To paraphrase Bill Mauldin, I feel like a fugitive from the law of averages. I served on two juries within a year, and since then -- over fifteen years ago -- I haven't been called. I'm beginning to wonder if the system's just forgotten about me or something.
posted by alumshubby at 7:49 AM on July 5, 2002

Slithy_Tove, can one get out of jury duty on the basis that one objects to the jury-selection process? I have some problems with the way it's done too, especially after reading the links and considering the "choosing up sides for basketball" aspect of selection -- it's like a stupid beauty contest or something.
posted by alumshubby at 7:58 AM on July 5, 2002

What Slithy_Tove wants is about how New York City is doing it now. What the lawyers are bumping people for is obvious bias--the person related to a defendant, or the one who believes that the police never arrest an innocent person.

What gets to me is that there seem to be lots of people who complain that it wouldn't be a jury of their peers--and then talk about all the ways of getting off jury duty. Of course if you and all your friends try to avoid jury service, the jury won't consist of your peers.

(I've been on one jury, and one grand jury. I have a college degree, at the time had a white-collar job, and my father is a judge. What was that about excluding the educated?)
posted by rosvicl at 8:06 AM on July 5, 2002

Years ago, I word-processed (it was new then) for a major advertising firm. It was amusing to see the office explode into action whenever there was a jury summons -- they would have the partner write a letter explaining how indispensable this person was to a critical project they had been working on for months that would secure the firm millions of dollars in future business (word-processing, naturally, made that easy -- just change the name on the last one). There was also generation of ancillary materials to back it up, all bogus of course. Made me feel dirty.
posted by dhartung at 8:43 AM on July 5, 2002

I used to joke that "a jury of your peers" meant, "twelve people too stupid to get out of jury duty. Then I got called up, and as it would happen, I was not scheduled to consult anywhere that week.

During Voir Dire, the defense attorney looked at me and asked, "Do you believe that my client, who is gay, is more likely to commit a crime than a straight person?"

I was pole-axed. I stammered a second, choking back my initial response ("of course not!"). The attorney 'tsked' and waited. Finally, I quietly said, "Did you like, just arrive in Oklahoma?"

Suprised - and annoyed - he persisted. "Answer my question please."

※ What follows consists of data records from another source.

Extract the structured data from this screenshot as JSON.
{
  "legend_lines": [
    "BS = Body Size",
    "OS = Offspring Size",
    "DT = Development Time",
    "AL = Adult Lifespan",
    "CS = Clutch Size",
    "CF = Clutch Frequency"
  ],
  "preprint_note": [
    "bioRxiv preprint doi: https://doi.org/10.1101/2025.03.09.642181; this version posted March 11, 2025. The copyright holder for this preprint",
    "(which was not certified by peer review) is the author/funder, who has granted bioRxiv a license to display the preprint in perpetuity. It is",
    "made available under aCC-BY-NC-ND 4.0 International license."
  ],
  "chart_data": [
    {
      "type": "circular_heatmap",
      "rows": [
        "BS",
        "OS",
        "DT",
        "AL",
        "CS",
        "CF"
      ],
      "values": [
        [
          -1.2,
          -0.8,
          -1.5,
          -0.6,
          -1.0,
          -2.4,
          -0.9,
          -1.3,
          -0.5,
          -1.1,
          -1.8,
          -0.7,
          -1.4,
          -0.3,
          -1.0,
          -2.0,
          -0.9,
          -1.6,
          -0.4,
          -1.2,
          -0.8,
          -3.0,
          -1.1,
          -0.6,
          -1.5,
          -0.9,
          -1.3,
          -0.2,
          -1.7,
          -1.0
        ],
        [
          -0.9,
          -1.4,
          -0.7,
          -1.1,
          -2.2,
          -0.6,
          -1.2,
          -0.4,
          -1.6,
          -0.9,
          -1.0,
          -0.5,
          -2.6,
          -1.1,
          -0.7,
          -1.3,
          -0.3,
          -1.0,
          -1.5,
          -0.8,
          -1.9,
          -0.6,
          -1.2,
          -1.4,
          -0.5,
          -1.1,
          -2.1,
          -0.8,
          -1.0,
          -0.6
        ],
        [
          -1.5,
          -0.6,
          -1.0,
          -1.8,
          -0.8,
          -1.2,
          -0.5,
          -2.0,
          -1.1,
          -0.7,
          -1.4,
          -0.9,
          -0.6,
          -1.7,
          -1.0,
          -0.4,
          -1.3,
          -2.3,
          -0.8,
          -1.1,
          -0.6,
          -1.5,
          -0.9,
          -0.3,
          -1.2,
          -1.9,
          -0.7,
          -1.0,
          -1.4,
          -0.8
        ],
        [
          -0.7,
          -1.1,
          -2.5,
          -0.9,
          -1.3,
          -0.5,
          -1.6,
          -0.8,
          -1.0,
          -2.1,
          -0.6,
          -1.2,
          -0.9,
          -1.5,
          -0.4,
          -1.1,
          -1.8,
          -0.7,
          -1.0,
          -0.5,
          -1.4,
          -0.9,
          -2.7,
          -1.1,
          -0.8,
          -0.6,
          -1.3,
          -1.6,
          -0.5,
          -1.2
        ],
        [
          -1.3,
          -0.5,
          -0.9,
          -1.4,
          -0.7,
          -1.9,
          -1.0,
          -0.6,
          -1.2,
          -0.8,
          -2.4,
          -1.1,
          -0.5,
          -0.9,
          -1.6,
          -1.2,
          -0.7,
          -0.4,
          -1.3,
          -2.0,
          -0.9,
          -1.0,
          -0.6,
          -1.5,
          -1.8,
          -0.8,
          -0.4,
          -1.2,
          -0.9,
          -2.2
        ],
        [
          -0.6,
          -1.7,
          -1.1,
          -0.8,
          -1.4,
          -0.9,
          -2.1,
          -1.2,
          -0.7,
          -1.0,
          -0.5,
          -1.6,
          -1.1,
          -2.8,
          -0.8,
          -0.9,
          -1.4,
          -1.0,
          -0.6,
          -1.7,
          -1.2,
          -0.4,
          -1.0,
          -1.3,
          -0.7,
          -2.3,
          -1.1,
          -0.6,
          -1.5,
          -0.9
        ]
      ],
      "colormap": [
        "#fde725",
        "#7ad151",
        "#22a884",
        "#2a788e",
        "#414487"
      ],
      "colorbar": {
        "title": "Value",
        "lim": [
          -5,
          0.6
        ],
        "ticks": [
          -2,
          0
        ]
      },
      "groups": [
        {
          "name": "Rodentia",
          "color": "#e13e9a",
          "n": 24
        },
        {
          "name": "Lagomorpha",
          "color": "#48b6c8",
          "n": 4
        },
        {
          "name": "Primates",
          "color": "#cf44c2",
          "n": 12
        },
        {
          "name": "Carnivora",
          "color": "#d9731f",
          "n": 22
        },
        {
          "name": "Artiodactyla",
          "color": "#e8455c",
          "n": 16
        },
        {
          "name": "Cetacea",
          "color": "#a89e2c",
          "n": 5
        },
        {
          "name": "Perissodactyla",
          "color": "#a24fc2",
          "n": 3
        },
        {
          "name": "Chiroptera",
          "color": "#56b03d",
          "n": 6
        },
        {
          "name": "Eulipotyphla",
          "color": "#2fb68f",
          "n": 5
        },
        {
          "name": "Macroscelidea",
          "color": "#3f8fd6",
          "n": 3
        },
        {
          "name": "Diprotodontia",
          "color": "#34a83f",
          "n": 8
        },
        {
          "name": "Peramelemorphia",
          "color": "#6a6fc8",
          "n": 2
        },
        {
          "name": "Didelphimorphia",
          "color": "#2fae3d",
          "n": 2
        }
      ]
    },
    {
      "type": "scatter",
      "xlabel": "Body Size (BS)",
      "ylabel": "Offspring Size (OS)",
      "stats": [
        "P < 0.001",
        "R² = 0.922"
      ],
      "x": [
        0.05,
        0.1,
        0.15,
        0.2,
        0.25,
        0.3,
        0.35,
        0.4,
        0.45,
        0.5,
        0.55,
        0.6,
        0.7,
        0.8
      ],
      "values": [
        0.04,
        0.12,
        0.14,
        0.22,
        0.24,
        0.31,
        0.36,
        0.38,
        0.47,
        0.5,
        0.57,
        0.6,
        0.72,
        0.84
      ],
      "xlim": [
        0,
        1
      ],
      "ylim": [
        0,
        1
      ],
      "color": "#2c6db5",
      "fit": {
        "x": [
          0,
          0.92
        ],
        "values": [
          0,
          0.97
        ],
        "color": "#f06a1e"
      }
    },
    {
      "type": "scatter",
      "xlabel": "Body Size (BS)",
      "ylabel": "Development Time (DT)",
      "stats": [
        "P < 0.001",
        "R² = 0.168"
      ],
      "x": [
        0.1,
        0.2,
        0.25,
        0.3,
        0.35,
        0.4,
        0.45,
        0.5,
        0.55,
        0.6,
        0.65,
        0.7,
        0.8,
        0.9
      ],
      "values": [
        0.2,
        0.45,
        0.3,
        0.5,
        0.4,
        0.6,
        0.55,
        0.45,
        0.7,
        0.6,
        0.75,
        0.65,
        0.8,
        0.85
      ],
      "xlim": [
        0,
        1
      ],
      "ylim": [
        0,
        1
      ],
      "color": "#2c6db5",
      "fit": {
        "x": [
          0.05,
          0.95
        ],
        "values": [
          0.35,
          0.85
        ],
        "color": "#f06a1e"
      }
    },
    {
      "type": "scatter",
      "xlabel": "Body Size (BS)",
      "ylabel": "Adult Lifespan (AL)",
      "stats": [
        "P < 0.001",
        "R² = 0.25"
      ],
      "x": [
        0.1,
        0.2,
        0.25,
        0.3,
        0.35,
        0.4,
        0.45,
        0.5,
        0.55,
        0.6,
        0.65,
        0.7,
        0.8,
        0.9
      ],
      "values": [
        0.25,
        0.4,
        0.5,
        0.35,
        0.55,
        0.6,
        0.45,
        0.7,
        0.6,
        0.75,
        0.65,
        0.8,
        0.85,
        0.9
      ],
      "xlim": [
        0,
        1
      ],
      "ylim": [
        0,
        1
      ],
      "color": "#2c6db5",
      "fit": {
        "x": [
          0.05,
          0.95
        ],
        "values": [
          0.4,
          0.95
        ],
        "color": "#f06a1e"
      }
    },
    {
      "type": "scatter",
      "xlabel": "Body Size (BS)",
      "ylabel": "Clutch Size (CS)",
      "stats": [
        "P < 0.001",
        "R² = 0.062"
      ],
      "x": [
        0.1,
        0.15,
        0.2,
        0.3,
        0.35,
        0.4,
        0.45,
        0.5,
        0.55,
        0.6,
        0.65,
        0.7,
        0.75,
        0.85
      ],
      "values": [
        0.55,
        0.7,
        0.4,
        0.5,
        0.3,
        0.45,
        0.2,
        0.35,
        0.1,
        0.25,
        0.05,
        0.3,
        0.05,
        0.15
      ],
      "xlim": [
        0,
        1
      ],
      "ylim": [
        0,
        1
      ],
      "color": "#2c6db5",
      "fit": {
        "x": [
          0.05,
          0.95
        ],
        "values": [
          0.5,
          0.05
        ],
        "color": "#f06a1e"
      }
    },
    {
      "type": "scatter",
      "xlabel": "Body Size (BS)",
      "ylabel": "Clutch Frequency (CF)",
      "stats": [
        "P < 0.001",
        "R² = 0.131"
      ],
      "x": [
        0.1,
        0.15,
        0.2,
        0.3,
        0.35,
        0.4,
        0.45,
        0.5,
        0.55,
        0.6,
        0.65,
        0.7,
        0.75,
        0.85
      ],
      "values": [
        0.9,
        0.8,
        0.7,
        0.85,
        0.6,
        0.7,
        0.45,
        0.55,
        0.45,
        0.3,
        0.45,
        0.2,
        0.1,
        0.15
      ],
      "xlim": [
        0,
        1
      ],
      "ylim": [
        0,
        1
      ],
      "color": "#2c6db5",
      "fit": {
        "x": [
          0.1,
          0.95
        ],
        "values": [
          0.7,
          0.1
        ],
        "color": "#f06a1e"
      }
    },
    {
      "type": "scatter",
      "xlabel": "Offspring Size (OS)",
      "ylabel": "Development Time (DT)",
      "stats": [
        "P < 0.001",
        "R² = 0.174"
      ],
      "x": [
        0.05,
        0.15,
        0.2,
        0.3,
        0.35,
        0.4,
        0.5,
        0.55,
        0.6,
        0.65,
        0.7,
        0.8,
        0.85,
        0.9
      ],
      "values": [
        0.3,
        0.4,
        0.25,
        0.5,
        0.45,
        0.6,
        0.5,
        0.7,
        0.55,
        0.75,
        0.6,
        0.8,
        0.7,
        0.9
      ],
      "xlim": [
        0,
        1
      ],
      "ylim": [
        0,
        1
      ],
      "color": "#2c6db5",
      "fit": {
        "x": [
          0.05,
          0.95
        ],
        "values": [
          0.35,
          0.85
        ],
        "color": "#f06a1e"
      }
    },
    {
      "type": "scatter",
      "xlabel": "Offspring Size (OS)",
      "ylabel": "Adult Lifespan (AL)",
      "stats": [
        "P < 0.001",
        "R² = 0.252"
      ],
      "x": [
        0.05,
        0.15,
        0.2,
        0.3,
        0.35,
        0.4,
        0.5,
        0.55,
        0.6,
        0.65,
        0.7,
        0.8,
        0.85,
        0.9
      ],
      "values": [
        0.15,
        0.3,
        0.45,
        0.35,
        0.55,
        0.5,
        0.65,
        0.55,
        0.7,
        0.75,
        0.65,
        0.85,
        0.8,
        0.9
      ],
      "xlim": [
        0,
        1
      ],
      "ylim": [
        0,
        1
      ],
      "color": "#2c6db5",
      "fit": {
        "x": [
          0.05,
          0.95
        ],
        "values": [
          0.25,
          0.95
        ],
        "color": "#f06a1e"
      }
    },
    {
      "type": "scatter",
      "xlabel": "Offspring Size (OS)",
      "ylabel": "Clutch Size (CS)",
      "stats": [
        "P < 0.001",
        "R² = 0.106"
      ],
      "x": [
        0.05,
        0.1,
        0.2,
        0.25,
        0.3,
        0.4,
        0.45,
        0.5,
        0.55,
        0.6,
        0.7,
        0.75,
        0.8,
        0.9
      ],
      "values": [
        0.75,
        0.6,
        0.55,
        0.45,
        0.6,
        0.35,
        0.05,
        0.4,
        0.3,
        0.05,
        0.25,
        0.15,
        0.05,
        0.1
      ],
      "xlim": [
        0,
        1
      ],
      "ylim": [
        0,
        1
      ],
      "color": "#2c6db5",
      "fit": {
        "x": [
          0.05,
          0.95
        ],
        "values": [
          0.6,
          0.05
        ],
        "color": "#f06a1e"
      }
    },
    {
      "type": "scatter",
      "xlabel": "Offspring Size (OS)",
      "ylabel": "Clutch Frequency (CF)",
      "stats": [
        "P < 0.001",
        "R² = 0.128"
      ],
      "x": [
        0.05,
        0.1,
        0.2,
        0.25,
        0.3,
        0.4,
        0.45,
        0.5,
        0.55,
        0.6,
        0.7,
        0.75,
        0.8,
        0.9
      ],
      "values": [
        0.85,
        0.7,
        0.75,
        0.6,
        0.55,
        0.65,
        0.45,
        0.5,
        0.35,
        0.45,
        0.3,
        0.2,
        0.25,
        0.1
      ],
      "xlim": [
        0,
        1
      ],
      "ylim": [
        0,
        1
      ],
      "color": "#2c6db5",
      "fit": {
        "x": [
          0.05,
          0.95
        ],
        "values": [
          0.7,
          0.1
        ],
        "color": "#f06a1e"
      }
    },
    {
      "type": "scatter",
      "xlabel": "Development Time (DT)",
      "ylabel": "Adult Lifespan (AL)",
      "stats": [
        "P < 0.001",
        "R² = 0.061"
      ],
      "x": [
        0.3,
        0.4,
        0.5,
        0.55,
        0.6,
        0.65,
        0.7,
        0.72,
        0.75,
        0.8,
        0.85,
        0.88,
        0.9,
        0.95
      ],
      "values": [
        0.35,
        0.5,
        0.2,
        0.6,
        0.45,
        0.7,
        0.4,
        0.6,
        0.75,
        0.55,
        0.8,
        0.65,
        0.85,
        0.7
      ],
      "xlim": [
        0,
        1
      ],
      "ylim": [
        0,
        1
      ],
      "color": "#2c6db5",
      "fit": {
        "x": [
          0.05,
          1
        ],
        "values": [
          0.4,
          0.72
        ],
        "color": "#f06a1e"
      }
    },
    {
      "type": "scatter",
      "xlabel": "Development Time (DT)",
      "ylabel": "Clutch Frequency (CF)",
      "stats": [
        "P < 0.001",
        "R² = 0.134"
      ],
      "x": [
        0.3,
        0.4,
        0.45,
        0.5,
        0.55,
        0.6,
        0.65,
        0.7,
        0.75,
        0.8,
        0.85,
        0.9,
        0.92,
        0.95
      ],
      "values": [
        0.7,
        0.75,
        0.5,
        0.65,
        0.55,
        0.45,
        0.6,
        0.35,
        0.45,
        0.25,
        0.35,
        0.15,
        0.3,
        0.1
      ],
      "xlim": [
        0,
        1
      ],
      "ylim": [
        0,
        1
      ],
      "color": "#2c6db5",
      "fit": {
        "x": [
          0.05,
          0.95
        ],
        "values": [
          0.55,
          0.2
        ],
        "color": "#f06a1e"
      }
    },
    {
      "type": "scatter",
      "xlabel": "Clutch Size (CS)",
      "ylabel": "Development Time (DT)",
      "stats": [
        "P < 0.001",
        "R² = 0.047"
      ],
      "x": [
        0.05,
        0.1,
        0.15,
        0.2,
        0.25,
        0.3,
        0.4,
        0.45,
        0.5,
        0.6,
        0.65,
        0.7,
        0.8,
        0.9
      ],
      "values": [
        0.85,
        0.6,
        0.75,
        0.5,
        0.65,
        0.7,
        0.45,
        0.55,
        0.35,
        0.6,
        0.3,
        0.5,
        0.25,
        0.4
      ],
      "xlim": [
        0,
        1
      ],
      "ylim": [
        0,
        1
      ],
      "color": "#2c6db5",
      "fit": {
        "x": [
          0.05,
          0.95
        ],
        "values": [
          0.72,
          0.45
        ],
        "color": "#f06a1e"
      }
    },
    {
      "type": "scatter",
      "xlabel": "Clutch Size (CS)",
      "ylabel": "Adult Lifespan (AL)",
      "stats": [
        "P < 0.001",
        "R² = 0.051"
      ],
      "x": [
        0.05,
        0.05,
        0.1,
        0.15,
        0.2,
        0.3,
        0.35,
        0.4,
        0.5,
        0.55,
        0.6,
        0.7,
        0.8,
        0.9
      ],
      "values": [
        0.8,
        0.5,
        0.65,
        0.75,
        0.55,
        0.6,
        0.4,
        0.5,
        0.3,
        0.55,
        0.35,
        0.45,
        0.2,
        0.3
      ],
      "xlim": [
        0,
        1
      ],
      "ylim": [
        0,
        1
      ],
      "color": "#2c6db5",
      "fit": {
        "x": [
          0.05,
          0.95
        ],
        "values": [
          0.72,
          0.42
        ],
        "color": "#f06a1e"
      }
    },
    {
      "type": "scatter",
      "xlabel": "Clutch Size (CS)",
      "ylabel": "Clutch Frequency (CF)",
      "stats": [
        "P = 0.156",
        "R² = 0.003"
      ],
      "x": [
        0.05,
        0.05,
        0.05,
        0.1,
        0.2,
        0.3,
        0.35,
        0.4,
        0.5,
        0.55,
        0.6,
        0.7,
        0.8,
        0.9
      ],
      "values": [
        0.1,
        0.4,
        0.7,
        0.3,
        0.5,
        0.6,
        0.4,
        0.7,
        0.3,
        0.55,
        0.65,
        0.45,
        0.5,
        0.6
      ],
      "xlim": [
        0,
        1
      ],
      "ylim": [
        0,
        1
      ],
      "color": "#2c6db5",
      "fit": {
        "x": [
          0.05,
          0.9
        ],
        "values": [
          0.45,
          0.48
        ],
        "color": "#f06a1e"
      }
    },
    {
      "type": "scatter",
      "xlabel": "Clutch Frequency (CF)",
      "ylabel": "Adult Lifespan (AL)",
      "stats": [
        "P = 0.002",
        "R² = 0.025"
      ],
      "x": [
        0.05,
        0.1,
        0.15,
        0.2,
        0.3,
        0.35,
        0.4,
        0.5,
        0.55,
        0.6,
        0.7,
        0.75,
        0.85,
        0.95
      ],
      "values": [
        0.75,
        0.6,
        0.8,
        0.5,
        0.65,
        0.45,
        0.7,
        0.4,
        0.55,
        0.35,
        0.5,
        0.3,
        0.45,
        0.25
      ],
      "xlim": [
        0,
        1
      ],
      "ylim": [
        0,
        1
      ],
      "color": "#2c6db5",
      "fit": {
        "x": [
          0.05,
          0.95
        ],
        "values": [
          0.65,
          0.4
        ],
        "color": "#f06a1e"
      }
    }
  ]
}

I closed my eyes, took a deep breath, and said, "Except for statutes that make consensual homosexual acts illegal in the state of Oklahoma, turing sexually active gay men into habitual scofflaws -- No, I don't believe your client is more likely than straight men to commit crimes."


The defense attorney had that 'deer in the headlights' look. The prosecutor buried his face in his hands, and the judge... he just stared at me until I started to break a sweat. Which was probably about four seconds. Then he laughed, and asked both attorneys if they had any problems with my answer.

I stayed on the jury.

Defendant pleaded not guilty to posession with intent to distribute, and then admitted to the crime on the stand. Stupid, stupid boy. The 'civic minded senior citizens' on the jury held out for about thrice the sentence a judge would have handed out in such a case.